Assets created on blockchain (such as cryptocurrency) rely on consensus mechanisms to prove the unit has value. For proof of work-minted crypto, this consensus currently comes at the price of a disproportionately high carbon footprint that only benefits a select few.

Blockchain has an image problem due to its association with cryptocurrency — much of which famously and catastrophically collapsed throughout 2022. Crypto mining is responsible for about 0.3 percent of global greenhouse gas emissions, largely resulting from fossil-powered energy and the resurrection of fossil fuel assets to power the sector. The Ethereum platform recently switched to a less energy-intensive consensus mechanism. Greenpeace is now pushing Bitcoin to “Change the code, not the climate” and switch to a less energy-intensive consensus mechanism called proof of stake.

Proof of stake doesn't rely on competitive supercomputers and dirty energy but decentralized and distributed computing that’s less energy-intensive than proof of work. BxC’s current and most pressing dilemma is distinguishing between these two fundamental blockchain mechanisms and championing proof of stake as a potential climate boon.

“The biggest macro challenge with anything blockchain related is overcoming these negative crypto narratives,” Ford said. “You have this general misunderstanding that anything crypto and therefore, blockchain, is bad for the environment; and that just isn't true.”

Cryptocurrency aside, there’s a myriad of possible cleantech-related applications for blockchain — applications that BxC is convinced will fundamentally shift supply chain and carbon emissions reporting.

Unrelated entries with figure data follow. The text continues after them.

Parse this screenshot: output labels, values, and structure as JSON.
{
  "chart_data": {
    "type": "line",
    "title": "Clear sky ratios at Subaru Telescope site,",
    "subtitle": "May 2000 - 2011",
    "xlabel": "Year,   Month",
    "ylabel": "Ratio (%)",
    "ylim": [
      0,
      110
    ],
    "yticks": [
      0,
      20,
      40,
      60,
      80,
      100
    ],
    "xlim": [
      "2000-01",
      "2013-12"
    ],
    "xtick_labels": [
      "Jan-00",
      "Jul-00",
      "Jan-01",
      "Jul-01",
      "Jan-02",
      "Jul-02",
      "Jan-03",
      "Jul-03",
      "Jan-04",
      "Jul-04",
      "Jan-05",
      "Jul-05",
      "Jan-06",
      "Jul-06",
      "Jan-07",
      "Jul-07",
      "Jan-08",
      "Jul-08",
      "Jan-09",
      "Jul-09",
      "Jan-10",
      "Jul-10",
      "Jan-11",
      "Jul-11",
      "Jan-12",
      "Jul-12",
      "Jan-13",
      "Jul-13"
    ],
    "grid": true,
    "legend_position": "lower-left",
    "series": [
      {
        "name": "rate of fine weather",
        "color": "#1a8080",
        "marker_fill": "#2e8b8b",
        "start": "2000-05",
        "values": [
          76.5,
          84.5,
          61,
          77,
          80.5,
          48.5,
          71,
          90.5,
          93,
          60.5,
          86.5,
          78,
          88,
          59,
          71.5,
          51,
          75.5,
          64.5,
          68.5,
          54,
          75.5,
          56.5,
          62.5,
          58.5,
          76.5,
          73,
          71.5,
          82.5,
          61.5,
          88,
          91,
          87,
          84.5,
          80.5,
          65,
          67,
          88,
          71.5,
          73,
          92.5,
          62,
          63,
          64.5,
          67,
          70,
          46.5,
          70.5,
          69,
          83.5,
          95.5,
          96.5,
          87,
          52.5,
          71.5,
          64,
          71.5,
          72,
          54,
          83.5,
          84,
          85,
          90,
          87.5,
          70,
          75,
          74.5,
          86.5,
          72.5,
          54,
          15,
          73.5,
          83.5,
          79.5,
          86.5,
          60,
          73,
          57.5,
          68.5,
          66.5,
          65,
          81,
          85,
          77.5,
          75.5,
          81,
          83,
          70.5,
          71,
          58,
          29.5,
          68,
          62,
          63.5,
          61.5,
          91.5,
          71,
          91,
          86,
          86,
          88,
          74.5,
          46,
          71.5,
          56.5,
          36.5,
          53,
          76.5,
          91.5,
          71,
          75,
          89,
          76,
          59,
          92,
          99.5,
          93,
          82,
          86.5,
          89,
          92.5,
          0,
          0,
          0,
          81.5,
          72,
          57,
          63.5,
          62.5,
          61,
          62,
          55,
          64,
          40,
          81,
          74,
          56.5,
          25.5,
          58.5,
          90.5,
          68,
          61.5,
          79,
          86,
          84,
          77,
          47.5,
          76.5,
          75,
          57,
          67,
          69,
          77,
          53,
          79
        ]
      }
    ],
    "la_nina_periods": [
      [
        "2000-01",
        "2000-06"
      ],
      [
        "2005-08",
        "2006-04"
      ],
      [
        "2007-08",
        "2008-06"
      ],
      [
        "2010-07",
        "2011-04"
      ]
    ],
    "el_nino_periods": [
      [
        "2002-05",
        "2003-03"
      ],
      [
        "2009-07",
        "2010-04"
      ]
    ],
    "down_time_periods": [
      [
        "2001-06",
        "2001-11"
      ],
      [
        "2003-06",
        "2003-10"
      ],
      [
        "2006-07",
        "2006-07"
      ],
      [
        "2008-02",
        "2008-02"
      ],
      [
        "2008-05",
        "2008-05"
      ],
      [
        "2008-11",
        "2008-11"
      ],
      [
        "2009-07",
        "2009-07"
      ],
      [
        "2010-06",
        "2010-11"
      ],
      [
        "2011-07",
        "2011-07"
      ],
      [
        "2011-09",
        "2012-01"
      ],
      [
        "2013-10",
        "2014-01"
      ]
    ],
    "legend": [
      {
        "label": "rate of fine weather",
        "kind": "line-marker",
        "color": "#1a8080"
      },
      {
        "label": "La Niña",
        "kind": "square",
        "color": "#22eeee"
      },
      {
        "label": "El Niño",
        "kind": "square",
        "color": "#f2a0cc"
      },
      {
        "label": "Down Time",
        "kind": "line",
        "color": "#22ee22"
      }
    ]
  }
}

Proof of stake as a climate solution

Ford believes proof of stake will enable blockchain to move beyond its most pernicious environmental impact and become a driver for pro-climate solutions. He also believes that all of environmental, social and governance (ESG) metrics will live on web3 technology in the next 5-10 years because blockchain allows everyone to view material history — from point of origin to shelf.

Right now, proof of stake use cases are largely about verification and trust in carbon markets, such as BxC partner Regen Network. Supply chain transparency is another established space for blockchain to shine.

Transparency and trust are pain points in the ESG space, and BxC believes that open-ledger model blockchain platforms are the secret sauce.

“Eventually, every part in the supply chain will be trackable and transparent [with blockchain],” Ford said. “The world needs blockchain now to solve scope 3. Blockchain offers transparent carbon tracking that takes the smoke and mirrors out of it; so, instead of voluntary reporting, blockchain has the opportunity to solve greenwashing long term.”

Ford sees a world where it’s no longer a choice between voluntary and mandatory reporting, but that everything will be transparent by default because the supply chain will live on web3. The transition to web3 solutions will take buy-in from large actors at scale to begin the ripple effects after key stakeholder adoption; and this is where BxC comes in.

“We need a holistic understanding to move at breakneck speed if we’re going to have any chance of hitting Paris Agreement goals,” Ford said.

As the smog of energy-intensive crypto mining settles, the possibilities for blockchain as a climate solution are becoming clearer. While BxC and the sector strategize on use cases for saving the planet, Ford suggested to corporations:

“Get educated as soon as humanly possible. This wave is coming, and crypto and blockchain are not the same thing.”